Chancenlos in Cham

HSV Hochfranken: Michanek, Riedel, Köhler; Meinel (1), Sandner, Stöckert (3/1), Nützel (2/2), Görlitz, Pich (6), Dirr (4/4), Krauß, Ludwig (1), Dorschner (1), Herkt

Schiedsrichter: Weichselgartner, Wesp (beide VfL Waldkraiburg)

Zeitstrafen: HSV: 4         ASV Cham: 5

Spielverlauf: 5. Spielminute 1:1, 10. 5:1, 20. 10:4, Halbzeit 16:6; 35. 20:8,40. 25:8, 55. 31:17, Endstand 34:18

 

Erneut chancenlos waren die Herren der HSV Hochfranken in Cham. Dass es dort immer extrem schwierig ist etwas mitzunehmen ist seit Jahren bekannt, doch an diesem Samstag machten es die Spieler der aus Selb und Rehau den Hausherren sehr leicht. Die ersten Minuten verliefen ausgeglichen, allerdings häuften sich auch hier schon die technischen Fehler auf Gästeseite. Fehlwürfe, Fehlpässe und technische Fehler in Reihe sorgten immer wieder für schnelle Konter der Chamer und diese wurden eiskalt vollstreckt. Insgesamt sollten es am Ende der Partie 15 Tempogegenstöße der Hausherren sein. Wenn die Hochfranken in der ersten Hälfte dazu kamen Abwehr zu spielen, bewegten sich die Spieler gut und stellten die Räume gut zu, die Hausherren agierten hier aber mit viel individueller Klasse und Erfahrung und fanden immer wieder die Richtigen Lösungen. Die HSV-Spieler indes taten sich schwer gegen die groß gewachsene und stabil stehende 6-0-Abwehr des ASV. Sie bissen sich förmlich die Zähne aus und wenn sie Lücken erhaschten scheiterten die Werfer allzu oft am Torhüter Bistrian, der einen sehr guten Tag erwischt hatte.

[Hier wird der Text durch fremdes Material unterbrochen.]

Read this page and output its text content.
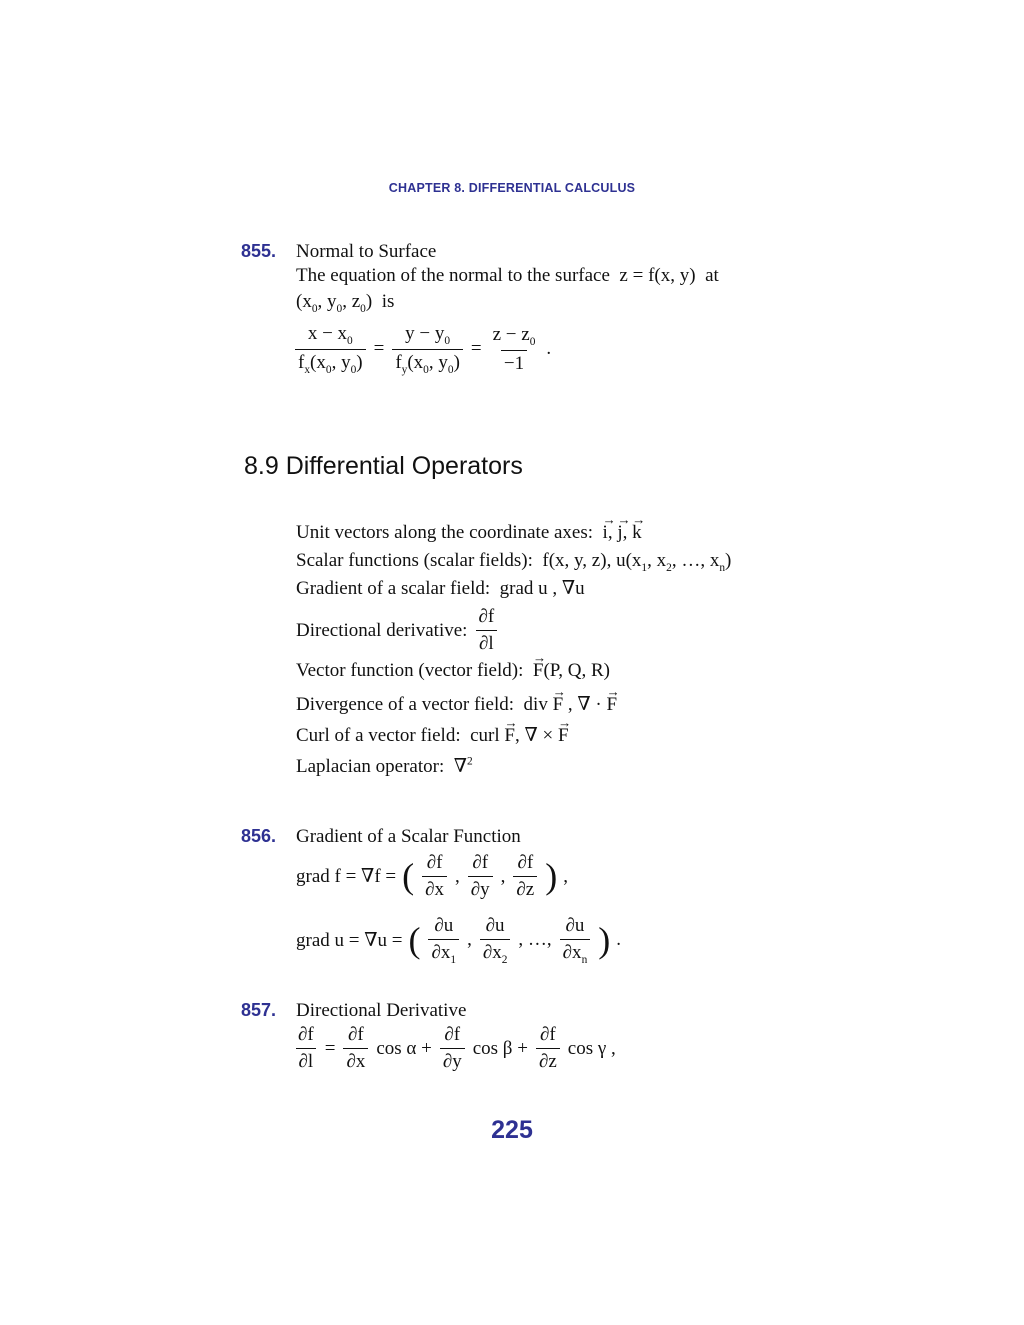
CHAPTER 8. DIFFERENTIAL CALCULUS
855. Normal to Surface
The equation of the normal to the surface  z = f(x, y)  at
($x_0$, $y_0$, $z_0$)  is
$\frac{x - x_0}{f_x(x_0, y_0)} = \frac{y - y_0}{f_y(x_0, y_0)} = \frac{z - z_0}{-1}$ .
8.9 Differential Operators
Unit vectors along the coordinate axes: → i, → j, → k
Scalar functions (scalar fields):  f(x, y, z), $u(x_1$, $x_2$, …, $x_n$)
Gradient of a scalar field:  grad u , ∇u
Directional derivative: $\frac{\partial f}{\partial l}$
Vector function (vector field): → F(P, Q, R)
Divergence of a vector field:  div → F , ∇ · → F
Curl of a vector field:  curl → F, ∇ × → F
Laplacian operator:  ∇$^2$
856. Gradient of a Scalar Function
grad f = ∇f = ( $\frac{\partial f}{\partial x}$ , $\frac{\partial f}{\partial y}$ , $\frac{\partial f}{\partial z}$ ) ,
grad u = ∇u = ( $\frac{\partial u}{\partial x_1}$ , $\frac{\partial u}{\partial x_2}$ , …, $\frac{\partial u}{\partial x_n}$ ) .
857. Directional Derivative
$\frac{\partial f}{\partial l} = \frac{\partial f}{\partial x}$ $\cos \alpha + \frac{\partial f}{\partial y}$ $\cos \beta + \frac{\partial f}{\partial z}$ cos γ ,
225
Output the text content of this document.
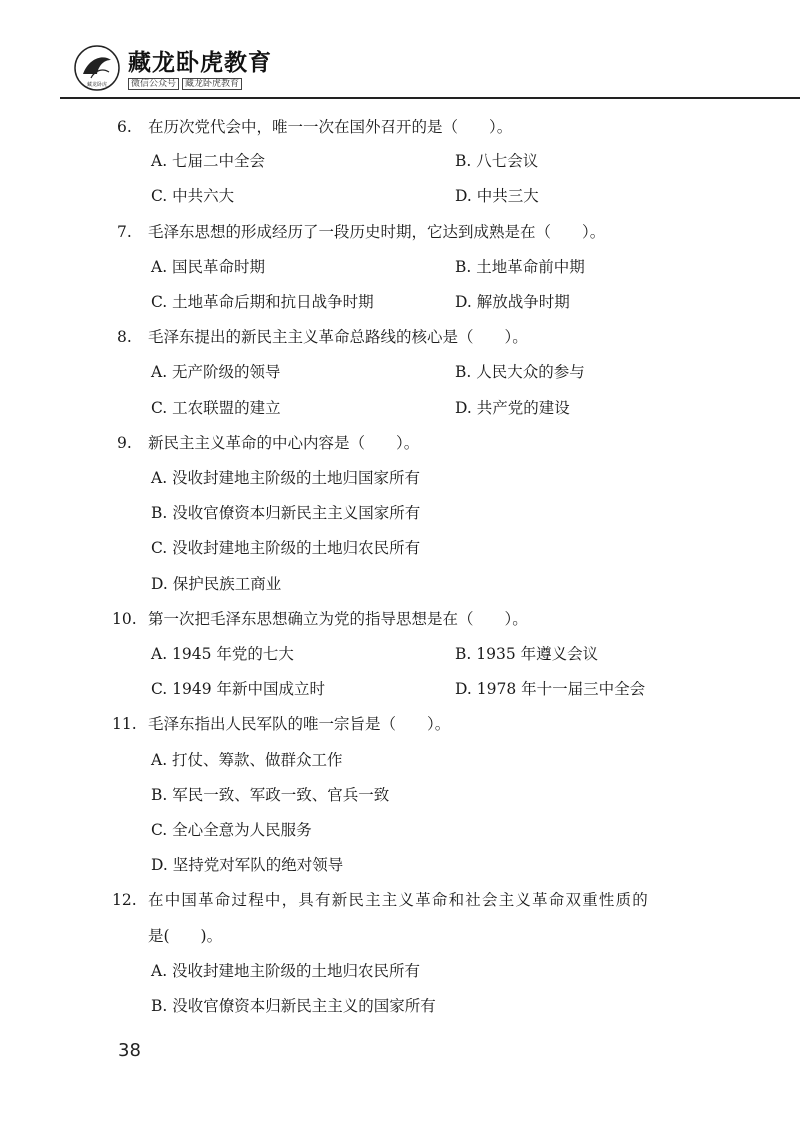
藏龙卧虎
藏龙卧虎教育
微信公众号 藏龙卧虎教育
6. 在历次党代会中，唯一一次在国外召开的是（　　）。
A. 七届二中全会	B. 八七会议
C. 中共六大	D. 中共三大
7. 毛泽东思想的形成经历了一段历史时期，它达到成熟是在（　　）。
A. 国民革命时期	B. 土地革命前中期
C. 土地革命后期和抗日战争时期	D. 解放战争时期
8. 毛泽东提出的新民主主义革命总路线的核心是（　　）。
A. 无产阶级的领导	B. 人民大众的参与
C. 工农联盟的建立	D. 共产党的建设
9. 新民主主义革命的中心内容是（　　）。
A. 没收封建地主阶级的土地归国家所有
B. 没收官僚资本归新民主主义国家所有
C. 没收封建地主阶级的土地归农民所有
D. 保护民族工商业
10. 第一次把毛泽东思想确立为党的指导思想是在（　　）。
A. 1945 年党的七大	B. 1935 年遵义会议
C. 1949 年新中国成立时	D. 1978 年十一届三中全会
11. 毛泽东指出人民军队的唯一宗旨是（　　）。
A. 打仗、筹款、做群众工作
B. 军民一致、军政一致、官兵一致
C. 全心全意为人民服务
D. 坚持党对军队的绝对领导
12. 在中国革命过程中，具有新民主主义革命和社会主义革命双重性质的
是(　　)。
A. 没收封建地主阶级的土地归农民所有
B. 没收官僚资本归新民主主义的国家所有
38
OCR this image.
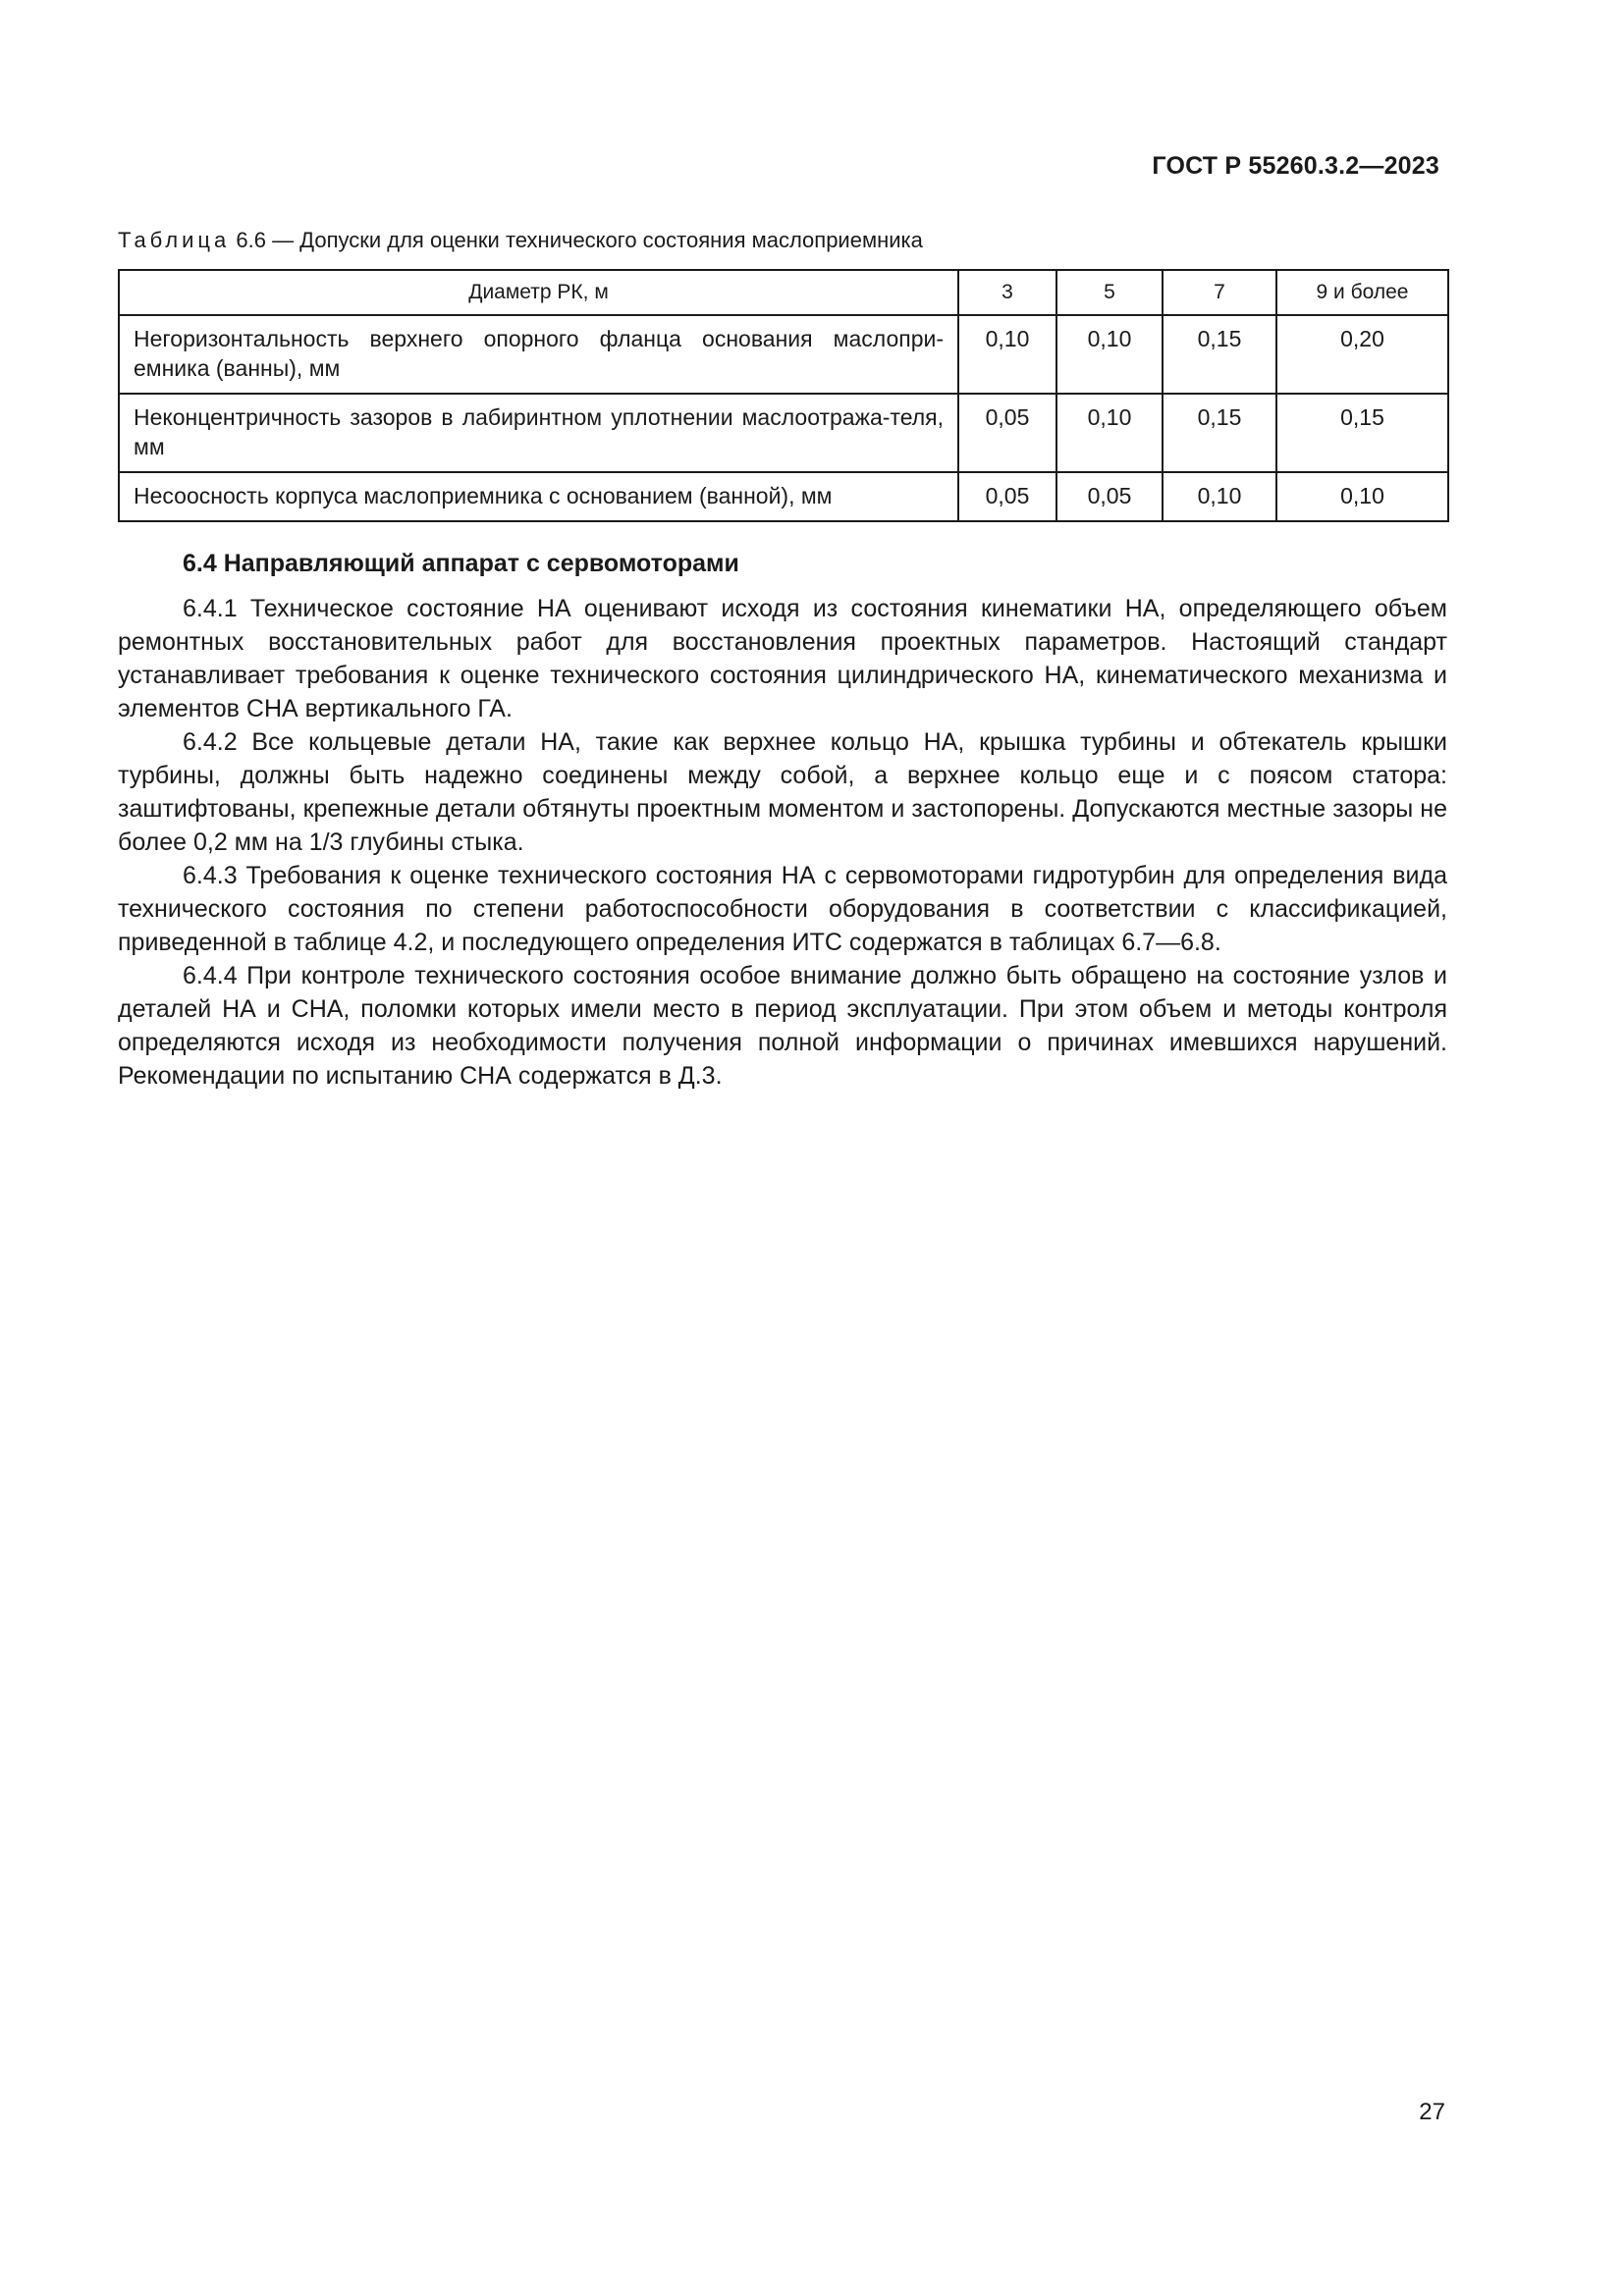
ГОСТ Р 55260.3.2—2023
Таблица 6.6 — Допуски для оценки технического состояния маслоприемника
Диаметр РК, м	3	5	7	9 и более
Негоризонтальность верхнего опорного фланца основания маслопри-емника (ванны), мм	0,10	0,10	0,15	0,20
Неконцентричность зазоров в лабиринтном уплотнении маслоотража-теля, мм	0,05	0,10	0,15	0,15
Несоосность корпуса маслоприемника с основанием (ванной), мм	0,05	0,05	0,10	0,10
6.4 Направляющий аппарат с сервомоторами

6.4.1 Техническое состояние НА оценивают исходя из состояния кинематики НА, определяющего объем ремонтных восстановительных работ для восстановления проектных параметров. Настоящий стандарт устанавливает требования к оценке технического состояния цилиндрического НА, кинематического механизма и элементов СНА вертикального ГА.

6.4.2 Все кольцевые детали НА, такие как верхнее кольцо НА, крышка турбины и обтекатель крышки турбины, должны быть надежно соединены между собой, а верхнее кольцо еще и с поясом статора: заштифтованы, крепежные детали обтянуты проектным моментом и застопорены. Допускаются местные зазоры не более 0,2 мм на 1/3 глубины стыка.

6.4.3 Требования к оценке технического состояния НА с сервомоторами гидротурбин для определения вида технического состояния по степени работоспособности оборудования в соответствии с классификацией, приведенной в таблице 4.2, и последующего определения ИТС содержатся в таблицах 6.7—6.8.

6.4.4 При контроле технического состояния особое внимание должно быть обращено на состояние узлов и деталей НА и СНА, поломки которых имели место в период эксплуатации. При этом объем и методы контроля определяются исходя из необходимости получения полной информации о причинах имевшихся нарушений. Рекомендации по испытанию СНА содержатся в Д.3.

27
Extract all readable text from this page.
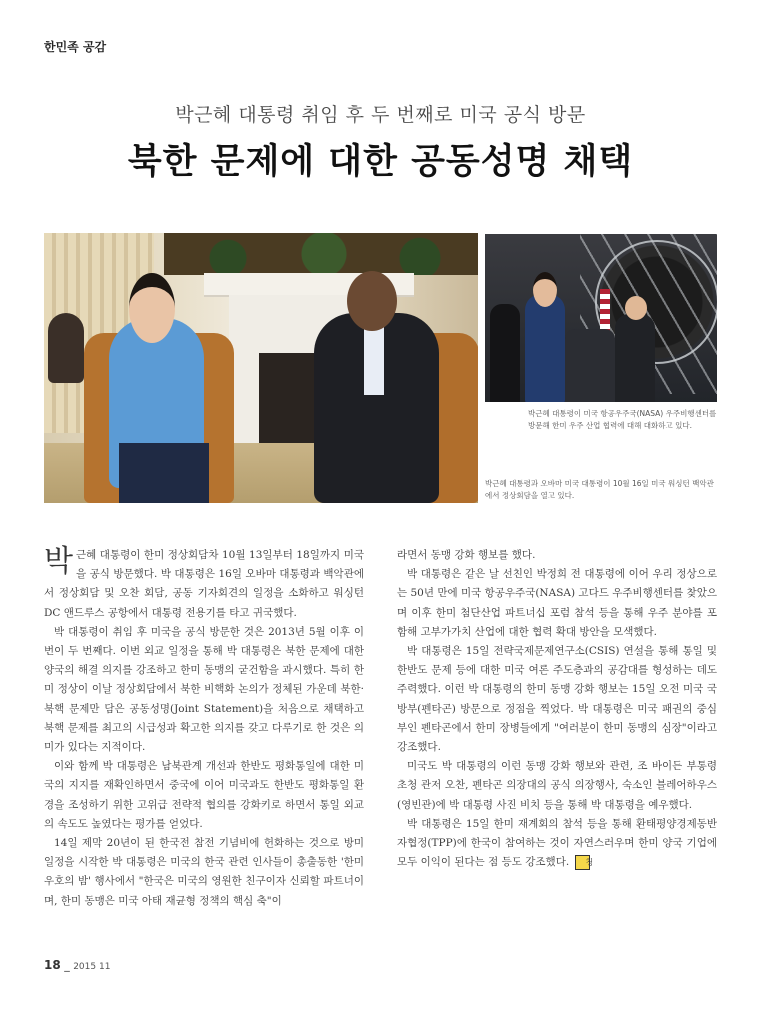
한민족 공감
박근혜 대통령 취임 후 두 번째로 미국 공식 방문
북한 문제에 대한 공동성명 채택
박근혜 대통령이 미국 항공우주국(NASA) 우주비행센터를 방문해 한미 우주 산업 협력에 대해 대화하고 있다.
박근혜 대통령과 오바마 미국 대통령이 10월 16일 미국 워싱턴 백악관에서 정상회담을 열고 있다.

박근혜 대통령이 한미 정상회담차 10월 13일부터 18일까지 미국을 공식 방문했다. 박 대통령은 16일 오바마 대통령과 백악관에서 정상회담 및 오찬 회담, 공동 기자회견의 일정을 소화하고 워싱턴DC 앤드루스 공항에서 대통령 전용기를 타고 귀국했다.

박 대통령이 취임 후 미국을 공식 방문한 것은 2013년 5월 이후 이번이 두 번째다. 이번 외교 일정을 통해 박 대통령은 북한 문제에 대한 양국의 해결 의지를 강조하고 한미 동맹의 굳건함을 과시했다. 특히 한미 정상이 이날 정상회담에서 북한 비핵화 논의가 정체된 가운데 북한·북핵 문제만 담은 공동성명(Joint Statement)을 처음으로 채택하고 북핵 문제를 최고의 시급성과 확고한 의지를 갖고 다루기로 한 것은 의미가 있다는 지적이다.

이와 함께 박 대통령은 남북관계 개선과 한반도 평화통일에 대한 미국의 지지를 재확인하면서 중국에 이어 미국과도 한반도 평화통일 환경을 조성하기 위한 고위급 전략적 협의를 강화키로 하면서 통일 외교의 속도도 높였다는 평가를 얻었다.

14일 제막 20년이 된 한국전 참전 기념비에 헌화하는 것으로 방미 일정을 시작한 박 대통령은 미국의 한국 관련 인사들이 총출동한 '한미 우호의 밤' 행사에서 "한국은 미국의 영원한 친구이자 신뢰할 파트너이며, 한미 동맹은 미국 아태 재균형 정책의 핵심 축"이

라면서 동맹 강화 행보를 했다.

박 대통령은 같은 날 선친인 박정희 전 대통령에 이어 우리 정상으로는 50년 만에 미국 항공우주국(NASA) 고다드 우주비행센터를 찾았으며 이후 한미 첨단산업 파트너십 포럼 참석 등을 통해 우주 분야를 포함해 고부가가치 산업에 대한 협력 확대 방안을 모색했다.

박 대통령은 15일 전략국제문제연구소(CSIS) 연설을 통해 통일 및 한반도 문제 등에 대한 미국 여론 주도층과의 공감대를 형성하는 데도 주력했다. 이런 박 대통령의 한미 동맹 강화 행보는 15일 오전 미국 국방부(펜타곤) 방문으로 정점을 찍었다. 박 대통령은 미국 패권의 중심부인 펜타곤에서 한미 장병들에게 "여러분이 한미 동맹의 심장"이라고 강조했다.

미국도 박 대통령의 이런 동맹 강화 행보와 관련, 조 바이든 부통령 초청 관저 오찬, 펜타곤 의장대의 공식 의장행사, 숙소인 블레어하우스(영빈관)에 박 대통령 사진 비치 등을 통해 박 대통령을 예우했다.

박 대통령은 15일 한미 재계회의 참석 등을 통해 환태평양경제동반자협정(TPP)에 한국이 참여하는 것이 자연스러우며 한미 양국 기업에 모두 이익이 된다는 점 등도 강조했다. 청

18 _ 2015 11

Die Hausherren erhöhten Stück für Stück den Vorsprung und konnten sich bis zur Halbzeitsirene auf zehn Tore absetzen.

Die HSV musste nun versuchen Schadensbegrenzung zu betreiben. Der Versuch Werfer aus dem Rückraum zum Torerfolg zu bringen scheiterte ebenso wie Würfe von außen. Die Hausherren setzten sich sukzessive immer weiter ab und konnten in der 40. Spielminute bereits 17 Tore zwischen sich und die Gäste bringen, die immer noch nicht zweistellig getroffen hatten. Die Verunsicherung wuchs weiter und damit auch die Fehler der HSV-Spieler. Die Gastgeber schalteten nun einen Gang zurück, was für das Angriffsspiel der HSV gut war, denn nun konnten einige freie Würfe erzwungen werden. Der Rückstand blieb stabil aber die Spieler aus Selb und Rehau schafften es so in der 44. Spielminute endlich zweistellig zu werden. Sie gaben trotz der aussichtslosen Situation nicht auf und versuchten die längst feststehende Niederlage ein wenig erträglicher zu gestalten.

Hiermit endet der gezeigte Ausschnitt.